Dans sa publication du 5 décembre, Chloe Hosking est revenue sur un accord qui reste méconnu du grand public : un accord paritaire signé entre les Cyclistes Professionnels Associés (CPA, unique syndicat dans le peloton masculin) et l’Association Internationale des Groupes Cyclistes Professionnels (AIGCP, représentant des équipes) et destiné à établir des conditions travail minimales et adéquates pour les coureurs. Un tel texte négocié n’est par ailleurs pas encore mis en place chez les femmes, notamment en raison de tensions avec le CPA Femmes, on y reviendra plus en aval.

Un salaire minimum qui “ne suit pas l’inflation”

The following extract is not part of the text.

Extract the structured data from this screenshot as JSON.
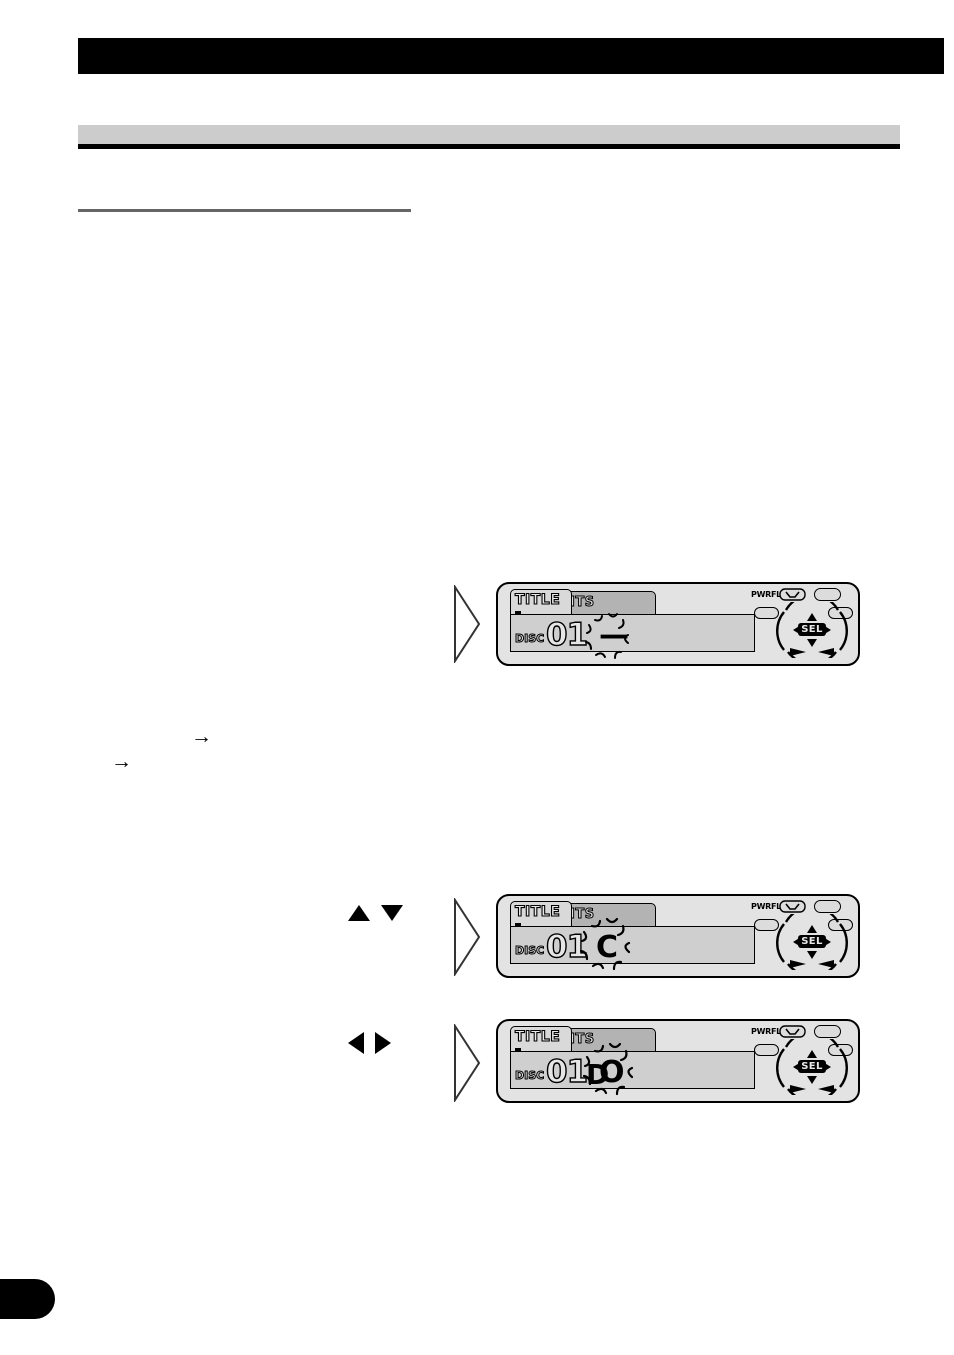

Cet accord paritaire est un levier de négociation important pour les cyclistes, afin d’améliorer leurs conditions de travail, tant au niveau financier que du bien-être et de la sécurité. Et c’est là que le bât blesse selon Chloe Hosking sur son site et son compte X (anciennement Twitter). Rien qu’au niveau du salaire minimum annuel, l’Australienne s’étonne du fait que l’inflation n’a pas été prise en considération. En 2018, le salaire minimum était de 38 115 euros brut pour un salarié et de 62 509 euros brut pour un indépendant (les contrats indépendants sont encore courants dans le peloton). En 2024, ces montants passeront à 42 407 euros pour les salariés et 68 957 euros pour les indépendants. Selon Hosking, cela ne tient pas compte de l’inflation de 1,18 par rapport à six ans plus tôt. Les chiffres qu’elle donne semblent toutefois plus élevés que ce qu’indique l’inflation, mais même en calculant une inflation à 1,18 depuis 2018, les salaires proposés en 2024 sont en effet en deçà (44 975 pour des salariés et 73 760 pour les indépendants). Et si certaines équipes font mieux que cela et proposent déjà des salaires minimum plus élevés et même des rémunérations équivalentes entre les femmes et les hommes, il est difficile de mettre la pression sur une direction si la commission paritaire ne propose pas un salaire minimum à la hauteur des conditions de vie actuelles.

Chloe Hosking continue en s’indignant du fait que les cyclistes ne disposent d’aucune compensation pour l’utilisation de leurs données, comme celles concernant leur puissance, leur fréquence cardiaque ou autres, affichées en temps réel en télévision ou sur Internet. L’utilisation de leurs données dans le cadre de revenus potentiels n’est pas reprise non plus dans l’accord paritaire. Concernant la sécurité, enfin, elle affirme qu’aucune nouvelle mesure n’a été implémentée malgré de récentes tragédies, comme le décès de Gino Mäder sur le Tour de Suisse. Aucune augmentation significative des primes d’assurance n’a non plus été constatée.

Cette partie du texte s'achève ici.